Why choose Spain? Well, it is known that labor statistics in both countries are affected by black market measurement problems. And that many in both countries work in the underground economy. So maybe we should have expected more similarities between the 2. But maybe things are not that different after all.
Indeed, consider this. A high unemployment rate in Spain implies that many declare they are trying to find a job and do not succeed. In Italy, instead, a high inactivity rate implies that many do not look for a job, while fewer look for it unsuccessfully (low unemployment rate). Could it be that in Spain there is an incentive to simply declare that one has looked for a job while in Italy ones does not have any?

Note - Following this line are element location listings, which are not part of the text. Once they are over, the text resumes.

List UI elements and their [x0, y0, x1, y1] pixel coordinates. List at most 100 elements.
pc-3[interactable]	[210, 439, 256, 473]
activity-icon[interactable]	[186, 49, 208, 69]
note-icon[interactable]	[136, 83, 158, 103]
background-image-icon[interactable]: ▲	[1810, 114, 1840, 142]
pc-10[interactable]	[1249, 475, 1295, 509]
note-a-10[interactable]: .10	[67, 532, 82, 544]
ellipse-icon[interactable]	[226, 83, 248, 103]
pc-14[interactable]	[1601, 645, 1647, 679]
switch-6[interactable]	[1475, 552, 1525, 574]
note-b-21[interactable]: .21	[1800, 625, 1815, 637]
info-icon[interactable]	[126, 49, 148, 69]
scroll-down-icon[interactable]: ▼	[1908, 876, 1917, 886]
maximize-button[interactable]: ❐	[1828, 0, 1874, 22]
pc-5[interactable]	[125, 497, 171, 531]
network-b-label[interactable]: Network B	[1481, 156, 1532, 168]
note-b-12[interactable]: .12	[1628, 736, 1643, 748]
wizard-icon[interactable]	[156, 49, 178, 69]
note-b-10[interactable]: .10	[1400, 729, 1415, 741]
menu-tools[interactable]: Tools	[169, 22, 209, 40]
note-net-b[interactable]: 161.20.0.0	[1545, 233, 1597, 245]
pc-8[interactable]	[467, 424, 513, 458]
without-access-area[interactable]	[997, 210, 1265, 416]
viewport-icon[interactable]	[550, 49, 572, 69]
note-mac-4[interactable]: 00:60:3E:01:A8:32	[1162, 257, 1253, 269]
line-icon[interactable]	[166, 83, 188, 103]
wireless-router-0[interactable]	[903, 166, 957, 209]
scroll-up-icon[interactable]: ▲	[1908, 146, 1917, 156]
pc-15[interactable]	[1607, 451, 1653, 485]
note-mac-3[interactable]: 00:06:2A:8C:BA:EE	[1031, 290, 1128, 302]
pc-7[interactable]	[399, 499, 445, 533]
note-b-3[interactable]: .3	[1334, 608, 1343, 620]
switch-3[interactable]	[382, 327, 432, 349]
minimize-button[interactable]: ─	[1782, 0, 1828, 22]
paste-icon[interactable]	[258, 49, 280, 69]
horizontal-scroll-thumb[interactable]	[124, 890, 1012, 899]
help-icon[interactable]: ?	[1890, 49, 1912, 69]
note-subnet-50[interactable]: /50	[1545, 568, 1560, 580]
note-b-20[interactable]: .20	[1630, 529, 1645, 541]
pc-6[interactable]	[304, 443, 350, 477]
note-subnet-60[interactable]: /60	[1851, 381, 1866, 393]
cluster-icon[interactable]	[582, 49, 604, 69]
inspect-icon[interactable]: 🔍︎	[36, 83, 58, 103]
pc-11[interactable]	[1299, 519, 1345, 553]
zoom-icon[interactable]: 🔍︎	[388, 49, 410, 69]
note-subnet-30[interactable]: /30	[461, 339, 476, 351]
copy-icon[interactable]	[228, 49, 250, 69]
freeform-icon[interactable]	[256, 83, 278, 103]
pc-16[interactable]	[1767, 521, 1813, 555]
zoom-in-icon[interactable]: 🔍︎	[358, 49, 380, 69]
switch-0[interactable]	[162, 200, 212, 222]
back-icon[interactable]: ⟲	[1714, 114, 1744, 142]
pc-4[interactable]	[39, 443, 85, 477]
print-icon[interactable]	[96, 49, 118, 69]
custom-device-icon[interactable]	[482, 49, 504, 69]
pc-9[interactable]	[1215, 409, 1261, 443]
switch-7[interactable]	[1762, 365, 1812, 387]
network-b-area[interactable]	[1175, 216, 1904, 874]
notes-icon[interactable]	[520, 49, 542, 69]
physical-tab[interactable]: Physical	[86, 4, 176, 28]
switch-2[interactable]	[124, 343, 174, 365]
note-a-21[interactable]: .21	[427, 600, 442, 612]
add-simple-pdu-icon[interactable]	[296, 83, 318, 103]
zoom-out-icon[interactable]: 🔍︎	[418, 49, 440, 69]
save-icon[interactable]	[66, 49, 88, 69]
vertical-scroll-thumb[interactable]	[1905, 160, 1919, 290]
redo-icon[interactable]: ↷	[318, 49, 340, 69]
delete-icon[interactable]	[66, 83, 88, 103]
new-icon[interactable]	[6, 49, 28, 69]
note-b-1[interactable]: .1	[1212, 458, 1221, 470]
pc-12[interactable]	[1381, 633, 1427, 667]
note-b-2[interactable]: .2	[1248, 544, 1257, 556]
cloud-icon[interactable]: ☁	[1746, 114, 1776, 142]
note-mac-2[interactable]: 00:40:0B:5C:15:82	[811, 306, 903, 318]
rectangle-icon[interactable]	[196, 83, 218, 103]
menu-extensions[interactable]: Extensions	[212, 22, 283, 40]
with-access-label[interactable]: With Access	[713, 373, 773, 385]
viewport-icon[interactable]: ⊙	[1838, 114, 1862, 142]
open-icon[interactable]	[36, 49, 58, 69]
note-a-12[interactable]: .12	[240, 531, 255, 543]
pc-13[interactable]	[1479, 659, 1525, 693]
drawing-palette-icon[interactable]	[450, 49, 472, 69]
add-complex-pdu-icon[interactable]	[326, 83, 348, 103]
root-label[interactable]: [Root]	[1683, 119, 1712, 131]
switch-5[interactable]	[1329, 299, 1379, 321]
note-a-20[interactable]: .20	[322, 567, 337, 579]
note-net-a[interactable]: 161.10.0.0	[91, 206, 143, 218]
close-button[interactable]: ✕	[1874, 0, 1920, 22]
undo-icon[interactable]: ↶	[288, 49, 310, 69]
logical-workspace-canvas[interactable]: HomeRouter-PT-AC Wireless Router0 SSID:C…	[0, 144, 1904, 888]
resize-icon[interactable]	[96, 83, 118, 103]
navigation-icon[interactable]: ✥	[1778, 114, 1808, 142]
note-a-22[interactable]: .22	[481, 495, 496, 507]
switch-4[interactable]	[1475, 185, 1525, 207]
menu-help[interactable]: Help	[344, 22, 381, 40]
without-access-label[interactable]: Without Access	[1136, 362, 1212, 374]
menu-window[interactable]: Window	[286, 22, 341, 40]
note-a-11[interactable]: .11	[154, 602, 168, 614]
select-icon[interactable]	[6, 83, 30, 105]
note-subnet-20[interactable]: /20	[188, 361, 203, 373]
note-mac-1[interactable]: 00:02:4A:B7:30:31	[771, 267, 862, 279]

The answer seems to be positive: an unemployed Spanish citizen has a right to receive 65% of the average national salary as unemployed and the subsidy period lasts 2 years for those who had worked 6 years before losing the job. In Italy there is no unemployment subsidy. So I submit to you the hypothesis that if Italy were to introduce unemployment subsidies like in Spain, our inactivity rate would simply collapse and our unemployment rate would jump high simply because workers would find an incentive to file for the subsidy. But not much else would change. No big improvement, that is.
The Spanish and the Italian problem is thus not so much to create more flexibility through temporary contracts as some propose nowadays. Rather, it is one of making firms that operate in the underground economy emerge and turn legal with its workers. To do that, one should however aim at not making the firm finally prefer to shut down rather than to become legal. For this to occur, less red tape and less pay-roll taxes would help.
But we are still talking about firms that are not that competitive to start with (after all, that’s why they chose not to produce in the regular economy in the first place). Firms that, to survive, need to be able, one day, to compete in a highly globalized world. Firms that therefore need much more than “any” worker. As Fareed Zakaria recently mentioned in the Washington Post, “in a world filled with cheap labor, rich countries are better off with highly skilled workers, making premium products, with a focus on long-term growth and social stability“.
So, if Spain and Italy are really serious about labor reform, stop thinking about introducing useless flexibility or unemployment subsidies. We have enough of that. What we need is less red tape for firms, less taxes on work (more subsidies on employment) and more public and private investment in skills build-up and training.